Across on Klopp's eight full seasons at Anfield, the Reds average 45.87 points after 21 games. However, they were notably better off at this gameweek in 2019/20 – with a (still astonishing) 61 points (20 wins, one draw).
The 2023/24 Reds are also six points worse off against their 2018/19 equivalents (54), but do have three points more than they did at this date in 2021/22 (45).
In terms of position in the table, Liverpool also led the league at this stage in both 2019/20 and 2018/19.
In the title-winning season, Klopp side were a scarcely believable 16 points clear of nearest challengers Leicester, while the year before they were four ahead of City.
The Reds currently maintain a five-point gap over Pep Guardiola's side but they can be cut to two, if City win their game in hand.
While it is often true that City up the heat in the spring months, it is interesting to note that at this point in 2021/22, Liverpool were eight points adrift of the eventual title winners, but still made up ground in the coming weeks to take the race all the way to the final game.
Maybe there is precedent for a second-half stumble from Guardiola's side?
Goal difference & number of defeats
The current Reds aren't scoring at the rate they have done in their finest seasons.
At just over the halfway point of 2023/24, Liverpool have a goal difference of +29 with 47 scored and 18 conceded. That's four goals scored fewer than in 2019/20 and 11 fewer than 2021/22 – when the Reds had their strongest GD under Klopp of +40.
At the back, Liverpool were tightest in 2018/19 – only conceding ten goals after 21 games.
The Reds have, famously, lost just one game so far this season (and in contentious circumstances). That record is only bettered by the class of 2019/20, when Klopp's side made it until the end of February without defeat before falling 3-0 to Watford.
Liverpool's best records under Klopp at this stage of the season:
2023/24 – 48 pts (1st), 47:18, 14W, 6D, 1L
2021/22 – 45 pts (2nd), 58:18, 13W, 6D, 2L
2019/20 – 61 pts (1st), 51:14, 20W, 1D, 0L
2018/19 – 54 pts (1st), 49:10, 17W, 3D, 1L
At their current points rate of 2.28 per game, Liverpool are on track to finish 2023/24 with a total of 87.
That would represent a massive 20-point uplift from last season, but still be some way shy of the Reds' best ever tallies under Klopp.
Liverpool famously hit 99 points in the title-winning campaign, while 2021/22 and 2018/19 both saw totals over the 90 mark.
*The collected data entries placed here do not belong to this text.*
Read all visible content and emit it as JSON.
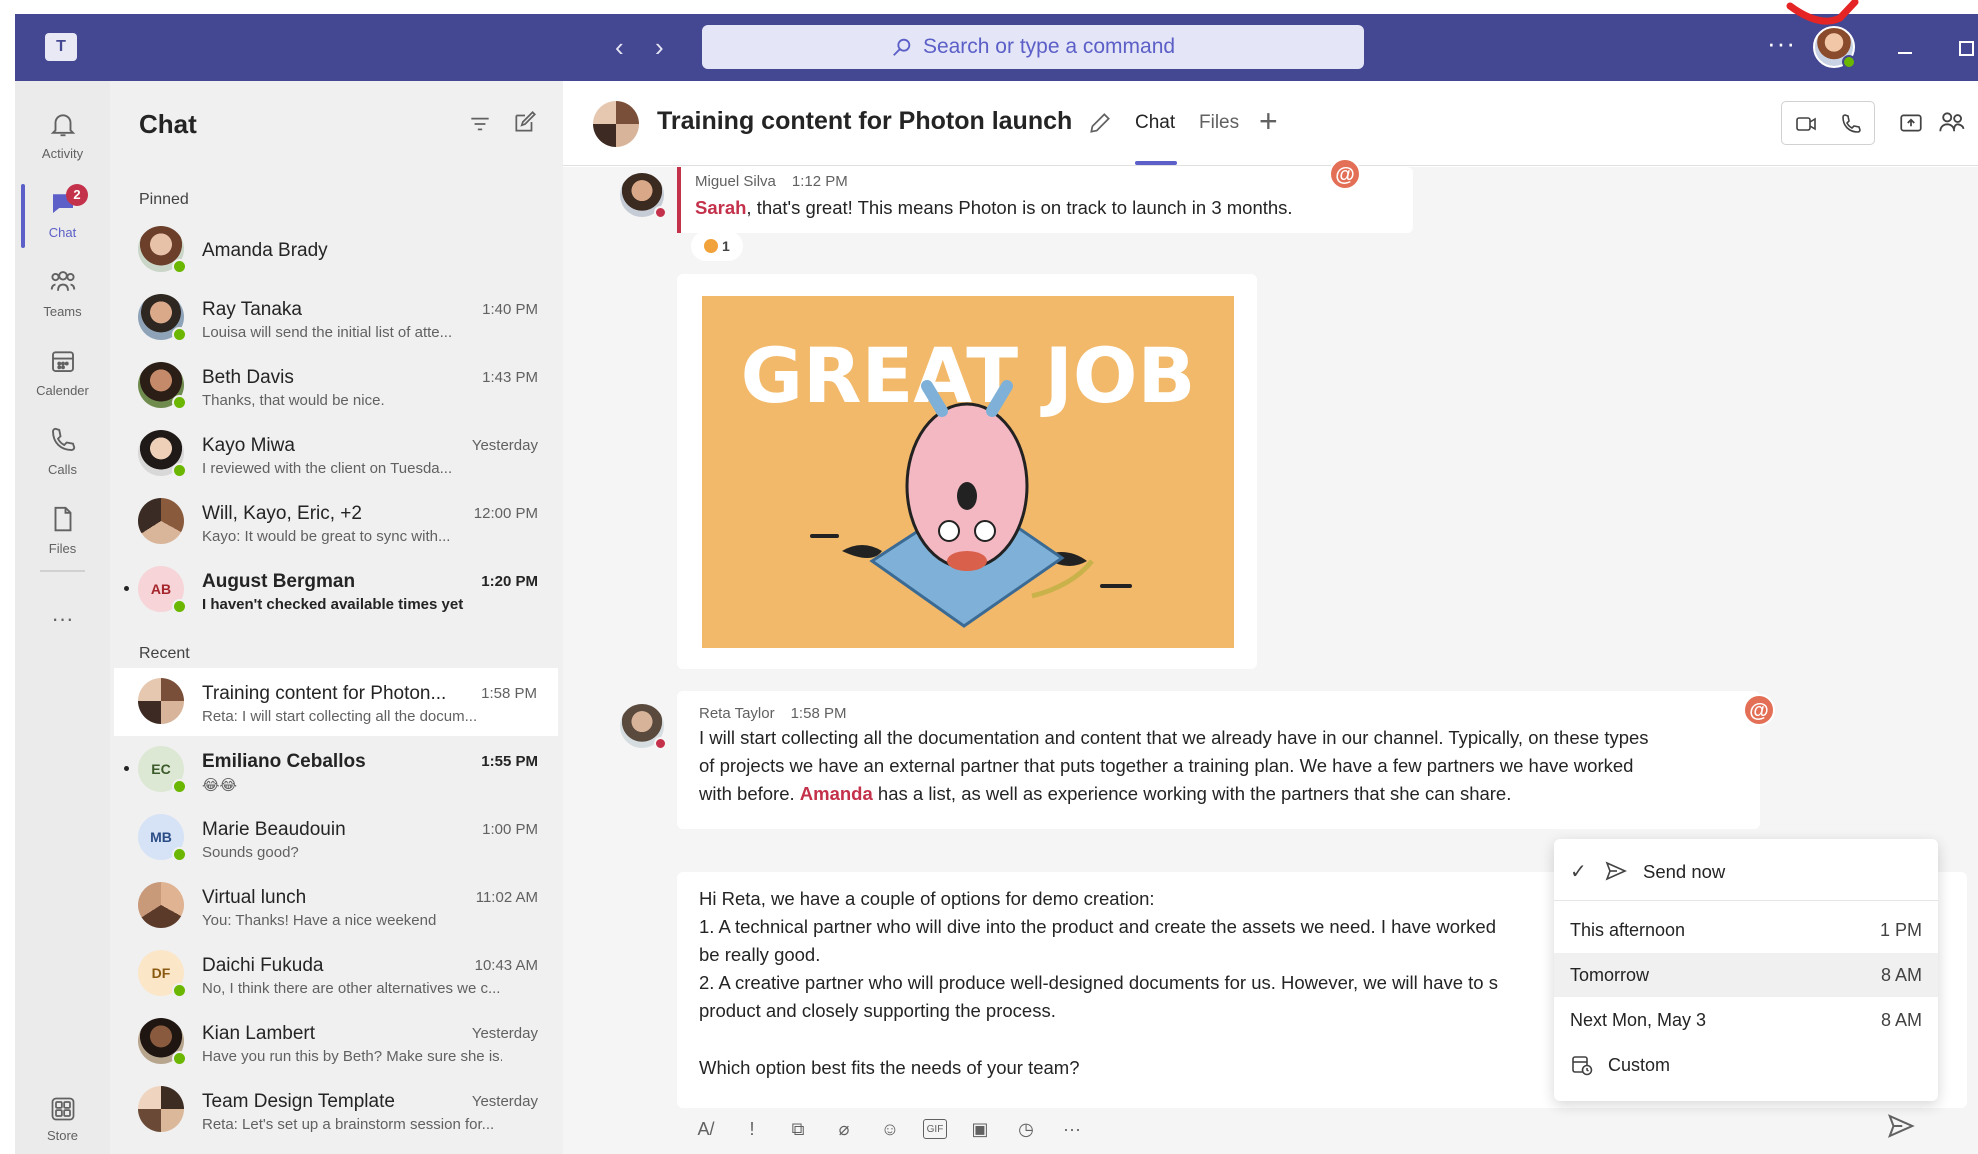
{
  "search": {
    "placeholder": "Search or type a command"
  },
  "titlebar": {
    "more": "···",
    "logo": "T"
  },
  "rail": {
    "items": [
      {
        "label": "Activity",
        "icon": "bell-icon"
      },
      {
        "label": "Chat",
        "icon": "chat-icon",
        "badge": "2"
      },
      {
        "label": "Teams",
        "icon": "teams-icon"
      },
      {
        "label": "Calender",
        "icon": "calendar-icon"
      },
      {
        "label": "Calls",
        "icon": "phone-icon"
      },
      {
        "label": "Files",
        "icon": "file-icon"
      }
    ],
    "more": "···",
    "store": "Store"
  },
  "chatlist": {
    "title": "Chat",
    "pinned_label": "Pinned",
    "recent_label": "Recent",
    "pinned": [
      {
        "name": "Amanda Brady",
        "time": "",
        "preview": ""
      },
      {
        "name": "Ray Tanaka",
        "time": "1:40 PM",
        "preview": "Louisa will send the initial list of atte..."
      },
      {
        "name": "Beth Davis",
        "time": "1:43 PM",
        "preview": "Thanks, that would be nice."
      },
      {
        "name": "Kayo Miwa",
        "time": "Yesterday",
        "preview": "I reviewed with the client on Tuesda..."
      },
      {
        "name": "Will, Kayo, Eric, +2",
        "time": "12:00 PM",
        "preview": "Kayo: It would be great to sync with..."
      },
      {
        "name": "August Bergman",
        "time": "1:20 PM",
        "preview": "I haven't checked available times yet",
        "initials": "AB"
      }
    ],
    "recent": [
      {
        "name": "Training content for Photon...",
        "time": "1:58 PM",
        "preview": "Reta: I will start collecting all the docum..."
      },
      {
        "name": "Emiliano Ceballos",
        "time": "1:55 PM",
        "preview": "😂😂",
        "initials": "EC"
      },
      {
        "name": "Marie Beaudouin",
        "time": "1:00 PM",
        "preview": "Sounds good?",
        "initials": "MB"
      },
      {
        "name": "Virtual lunch",
        "time": "11:02 AM",
        "preview": "You: Thanks! Have a nice weekend"
      },
      {
        "name": "Daichi Fukuda",
        "time": "10:43 AM",
        "preview": "No, I think there are other alternatives we c...",
        "initials": "DF"
      },
      {
        "name": "Kian Lambert",
        "time": "Yesterday",
        "preview": "Have you run this by Beth? Make sure she is..."
      },
      {
        "name": "Team Design Template",
        "time": "Yesterday",
        "preview": "Reta: Let's set up a brainstorm session for..."
      }
    ]
  },
  "header": {
    "title": "Training content for Photon launch",
    "tabs": [
      "Chat",
      "Files"
    ],
    "plus": "+"
  },
  "messages": [
    {
      "author": "Miguel Silva",
      "time": "1:12 PM",
      "mention": "Sarah",
      "text": ", that's great! This means Photon is on track to launch in 3 months.",
      "reaction_count": "1",
      "reaction_icon": "clapping-hands-icon"
    },
    {
      "gif_text": "GREAT JOB"
    },
    {
      "author": "Reta Taylor",
      "time": "1:58 PM",
      "line1": "I will start collecting all the documentation and content that we already have in our channel. Typically, on these types",
      "line2": "of projects we have an external partner that puts together a training plan. We have a few partners we have worked",
      "line3_pre": "with before. ",
      "mention": "Amanda",
      "line3_post": " has a list, as well as experience working with the partners that she can share."
    }
  ],
  "compose": {
    "lines": [
      "Hi Reta, we have a couple of options for demo creation:",
      "1. A technical partner who will dive into the product and create the assets we need. I have worked",
      "be really good.",
      "2. A creative partner who will produce well-designed documents for us. However, we will have to s",
      "product and closely supporting the process.",
      "Which option best fits the needs of your team?"
    ]
  },
  "schedule_menu": {
    "send_now": "Send now",
    "check": "✓",
    "options": [
      {
        "label": "This afternoon",
        "time": "1 PM"
      },
      {
        "label": "Tomorrow",
        "time": "8 AM"
      },
      {
        "label": "Next Mon, May 3",
        "time": "8 AM"
      }
    ],
    "custom": "Custom"
  },
  "colors": {
    "brand": "#444791",
    "accent": "#5b5fc7",
    "mention": "#c4314b",
    "presence_available": "#6bb700",
    "presence_busy": "#c4314b"
  }
}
A figure in the high 80s used to be enough to get you in with a very strong shout of winning the title (Man Utd's best-ever Premier League points tally is 92), the reality is that you need a little more than that these days to compete with the City juggernaut.
Since Guardiola's first English title in 2017/18, City have averaged 91 points a season, meaning Liverpool probably need to find a way to cut out even more dropped points in the coming weeks and months.
Despite their current position at the summit of the table, Opta predict Liverpool as most likely to finish second, calculating the Reds as having a 36.6% chance of beating City to first.
A 2021/22-esque run-in – where Liverpool went unbeaten after New Year and dropped just six points in the second half of the season – may ultimately be what's required to get the job done.
Outperforming City is a hell of a task, but if any team can do it, it's the one that's done it before.